La Plataforma de Afectados por las Hipotecas, y otras similares, han venido realizando una labor encomiable desde sus inicios. Han dado visibilidad a casos dramáticos de personas en una situación límite. Han conseguido paralizar cientos de deshaucios de familias y ancianos a punto de perder su único techo. Y lo que es más importante, han mostrado el camino de la esperanza, a través del uso de mecanismos legales, a miles de personas en graves dificultades económicas por culpa de la crisis. Todo esto, siendo mucho, no otorga una patente de corso, ni legitima la utilización torticera de cada drama personal, elevándolo a categoría universal, para defender determinados planteamientos.

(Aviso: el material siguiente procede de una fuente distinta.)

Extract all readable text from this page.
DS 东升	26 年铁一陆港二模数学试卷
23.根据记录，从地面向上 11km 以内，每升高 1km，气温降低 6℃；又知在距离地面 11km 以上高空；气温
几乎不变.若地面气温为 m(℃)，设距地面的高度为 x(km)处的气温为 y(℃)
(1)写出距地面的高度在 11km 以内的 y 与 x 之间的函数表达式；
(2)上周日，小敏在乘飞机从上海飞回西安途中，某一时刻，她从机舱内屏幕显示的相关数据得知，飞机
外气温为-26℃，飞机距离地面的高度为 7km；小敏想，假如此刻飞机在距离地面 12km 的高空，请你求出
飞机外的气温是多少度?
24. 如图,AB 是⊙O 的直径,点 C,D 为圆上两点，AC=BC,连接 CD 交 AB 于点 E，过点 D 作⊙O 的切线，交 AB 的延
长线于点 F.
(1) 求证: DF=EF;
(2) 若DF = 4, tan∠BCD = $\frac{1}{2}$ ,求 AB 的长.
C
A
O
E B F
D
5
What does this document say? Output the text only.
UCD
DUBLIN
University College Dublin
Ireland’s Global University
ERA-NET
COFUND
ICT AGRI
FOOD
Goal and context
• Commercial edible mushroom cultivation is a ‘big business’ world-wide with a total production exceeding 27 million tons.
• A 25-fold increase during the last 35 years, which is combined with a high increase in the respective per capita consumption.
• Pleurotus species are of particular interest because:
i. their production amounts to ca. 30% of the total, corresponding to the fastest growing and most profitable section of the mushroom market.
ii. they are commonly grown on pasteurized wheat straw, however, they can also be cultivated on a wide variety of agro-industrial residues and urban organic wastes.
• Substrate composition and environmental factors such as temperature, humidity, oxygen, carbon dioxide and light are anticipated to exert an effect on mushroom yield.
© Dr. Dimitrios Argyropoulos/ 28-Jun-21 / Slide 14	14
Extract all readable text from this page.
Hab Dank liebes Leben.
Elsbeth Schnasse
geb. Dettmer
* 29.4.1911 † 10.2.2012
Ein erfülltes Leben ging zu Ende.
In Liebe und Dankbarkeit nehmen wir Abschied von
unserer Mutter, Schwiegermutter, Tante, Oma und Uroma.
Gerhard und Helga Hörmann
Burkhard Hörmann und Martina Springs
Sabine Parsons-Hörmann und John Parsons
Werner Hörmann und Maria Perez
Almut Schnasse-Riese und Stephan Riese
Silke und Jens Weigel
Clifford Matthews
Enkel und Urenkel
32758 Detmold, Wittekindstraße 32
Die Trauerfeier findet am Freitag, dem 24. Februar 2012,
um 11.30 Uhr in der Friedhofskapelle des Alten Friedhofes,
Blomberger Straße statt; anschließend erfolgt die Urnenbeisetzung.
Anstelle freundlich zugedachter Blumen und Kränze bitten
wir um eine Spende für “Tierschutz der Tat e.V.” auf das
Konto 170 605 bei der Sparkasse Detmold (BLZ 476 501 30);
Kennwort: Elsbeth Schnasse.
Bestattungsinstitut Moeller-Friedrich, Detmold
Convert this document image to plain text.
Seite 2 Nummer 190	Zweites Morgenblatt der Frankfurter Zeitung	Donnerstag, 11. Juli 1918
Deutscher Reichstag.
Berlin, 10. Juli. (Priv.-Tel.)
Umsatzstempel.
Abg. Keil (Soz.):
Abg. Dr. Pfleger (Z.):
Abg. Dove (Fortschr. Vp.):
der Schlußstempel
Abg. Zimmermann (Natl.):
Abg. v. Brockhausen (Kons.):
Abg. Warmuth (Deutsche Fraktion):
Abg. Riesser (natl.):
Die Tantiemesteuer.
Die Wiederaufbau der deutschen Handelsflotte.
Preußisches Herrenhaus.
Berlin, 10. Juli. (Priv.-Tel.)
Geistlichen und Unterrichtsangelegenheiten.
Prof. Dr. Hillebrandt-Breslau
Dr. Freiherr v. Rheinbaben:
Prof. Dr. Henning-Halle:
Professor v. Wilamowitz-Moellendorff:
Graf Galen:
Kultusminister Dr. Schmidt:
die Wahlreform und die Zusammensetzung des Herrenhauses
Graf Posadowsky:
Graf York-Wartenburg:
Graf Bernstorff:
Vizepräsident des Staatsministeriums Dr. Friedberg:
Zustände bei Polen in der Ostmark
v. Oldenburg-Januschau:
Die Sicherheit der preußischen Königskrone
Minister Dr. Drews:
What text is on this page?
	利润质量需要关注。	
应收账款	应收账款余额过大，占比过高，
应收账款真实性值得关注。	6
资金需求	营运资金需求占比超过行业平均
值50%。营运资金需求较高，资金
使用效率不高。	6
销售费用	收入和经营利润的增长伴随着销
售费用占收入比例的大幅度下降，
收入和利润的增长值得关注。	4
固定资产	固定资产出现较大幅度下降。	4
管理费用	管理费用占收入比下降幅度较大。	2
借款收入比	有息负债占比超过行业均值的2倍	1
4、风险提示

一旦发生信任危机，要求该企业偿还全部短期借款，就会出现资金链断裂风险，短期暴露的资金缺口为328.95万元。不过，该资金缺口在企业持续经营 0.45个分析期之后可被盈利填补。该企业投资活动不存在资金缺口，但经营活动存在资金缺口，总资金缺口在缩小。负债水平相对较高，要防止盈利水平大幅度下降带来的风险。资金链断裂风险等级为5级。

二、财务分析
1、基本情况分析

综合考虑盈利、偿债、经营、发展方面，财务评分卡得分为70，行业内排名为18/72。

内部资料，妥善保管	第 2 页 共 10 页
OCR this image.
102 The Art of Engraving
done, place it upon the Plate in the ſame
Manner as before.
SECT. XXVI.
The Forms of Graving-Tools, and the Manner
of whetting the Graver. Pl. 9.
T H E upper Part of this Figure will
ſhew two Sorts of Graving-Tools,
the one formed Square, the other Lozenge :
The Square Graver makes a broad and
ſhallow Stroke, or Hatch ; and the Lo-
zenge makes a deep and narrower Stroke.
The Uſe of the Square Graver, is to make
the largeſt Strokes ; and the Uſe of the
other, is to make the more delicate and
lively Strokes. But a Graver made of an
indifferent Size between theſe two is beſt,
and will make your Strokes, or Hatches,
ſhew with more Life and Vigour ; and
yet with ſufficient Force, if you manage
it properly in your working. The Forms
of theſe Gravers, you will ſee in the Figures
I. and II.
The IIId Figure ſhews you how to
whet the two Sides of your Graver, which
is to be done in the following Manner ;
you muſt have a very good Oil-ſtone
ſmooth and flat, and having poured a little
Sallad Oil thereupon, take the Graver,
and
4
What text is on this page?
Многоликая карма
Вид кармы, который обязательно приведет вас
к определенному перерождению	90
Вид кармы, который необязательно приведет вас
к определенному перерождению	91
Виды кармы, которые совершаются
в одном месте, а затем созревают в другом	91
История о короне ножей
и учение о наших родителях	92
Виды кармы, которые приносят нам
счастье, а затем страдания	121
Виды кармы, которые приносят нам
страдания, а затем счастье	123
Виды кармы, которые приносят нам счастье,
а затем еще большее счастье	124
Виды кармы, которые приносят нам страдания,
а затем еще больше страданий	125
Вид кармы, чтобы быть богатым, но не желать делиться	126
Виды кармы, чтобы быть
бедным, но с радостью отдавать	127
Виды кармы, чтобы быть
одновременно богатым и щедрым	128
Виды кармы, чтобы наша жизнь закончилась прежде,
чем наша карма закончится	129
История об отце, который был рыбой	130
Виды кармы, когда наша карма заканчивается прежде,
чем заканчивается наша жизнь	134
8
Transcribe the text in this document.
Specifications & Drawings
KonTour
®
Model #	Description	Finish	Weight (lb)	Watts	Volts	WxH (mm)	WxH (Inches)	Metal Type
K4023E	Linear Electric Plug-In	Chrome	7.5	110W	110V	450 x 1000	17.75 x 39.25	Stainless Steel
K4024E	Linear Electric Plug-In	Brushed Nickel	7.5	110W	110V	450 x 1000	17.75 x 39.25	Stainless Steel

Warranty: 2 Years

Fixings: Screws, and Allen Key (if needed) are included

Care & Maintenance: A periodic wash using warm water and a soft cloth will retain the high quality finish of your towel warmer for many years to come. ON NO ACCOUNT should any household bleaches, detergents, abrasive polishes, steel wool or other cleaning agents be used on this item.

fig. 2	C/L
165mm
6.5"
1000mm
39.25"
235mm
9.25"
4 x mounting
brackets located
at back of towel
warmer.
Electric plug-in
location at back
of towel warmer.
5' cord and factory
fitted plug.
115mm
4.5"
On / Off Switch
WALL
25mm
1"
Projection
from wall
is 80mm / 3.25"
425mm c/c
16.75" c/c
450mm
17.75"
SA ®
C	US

La dación en pago solucionaría de golpe algunos problemas económicos de miles de ciudadanos de este país. Esto nadie lo pone en duda. Lo que también parece claro es que plantearía otros inconvenientes, y también generaría injusticias como algunas de las que se pretenden evitar. Si el remedio fuera tan sencillo ya se habría aplicado, porque es ridículo pensar que el nivel de masoquismo electoral del PSOE primero, y el PP después, tiende al infinito. En cualquier caso, es un acierto la admisión a trámite de una iniciativa legislativa popular avalada por un millón y medio de firmas, aunque sólo fuera por estética democrática. Pero hay que ser un majadero, o un desahogado, para justificar la necesidad de aprobar la dación en pago por el suicidio de un matrimonio que se encuentra en el inicio de un proceso de lanzamiento, por una deuda hipotecaria que no supera un tercio del valor de mercado hoy del inmueble. Hay que ser un memo para pensar que estos señores contemplarían como una solución a sus problemas entregar su vivienda al banco para saldar una deuda muy inferior, y quedarse así en la puta calle. Unas personas a las que el sentimiento de fracaso, de vergüenza, de culpabilidad, de rechazo social, de soledad, o qué se yo, les había impedido solicitar ayuda incluso a sus propios hijos, uno de ellos subdirector de oficina en una entidad financiera. Pero aquí aparece un individuo berreando algo sobre homicidios, y exigiendo que se haga público el banco para poner así nombre y apellidos al asesino. Y otros continúan el aquelarre hablando de crímenes y genocidio financiero, en una orgía verbal que confirma esta asquerosa moda de banalizar el lenguaje. Desde luego, este no es el respeto que reclamaban Camus o Shopenhauer para quien se ha enfrentado a su último dilema. Aquí también hay vivos con una mano apoyada sobre el ataúd preguntando: ¿Y ahora qué? ¿Qué hay de lo mío?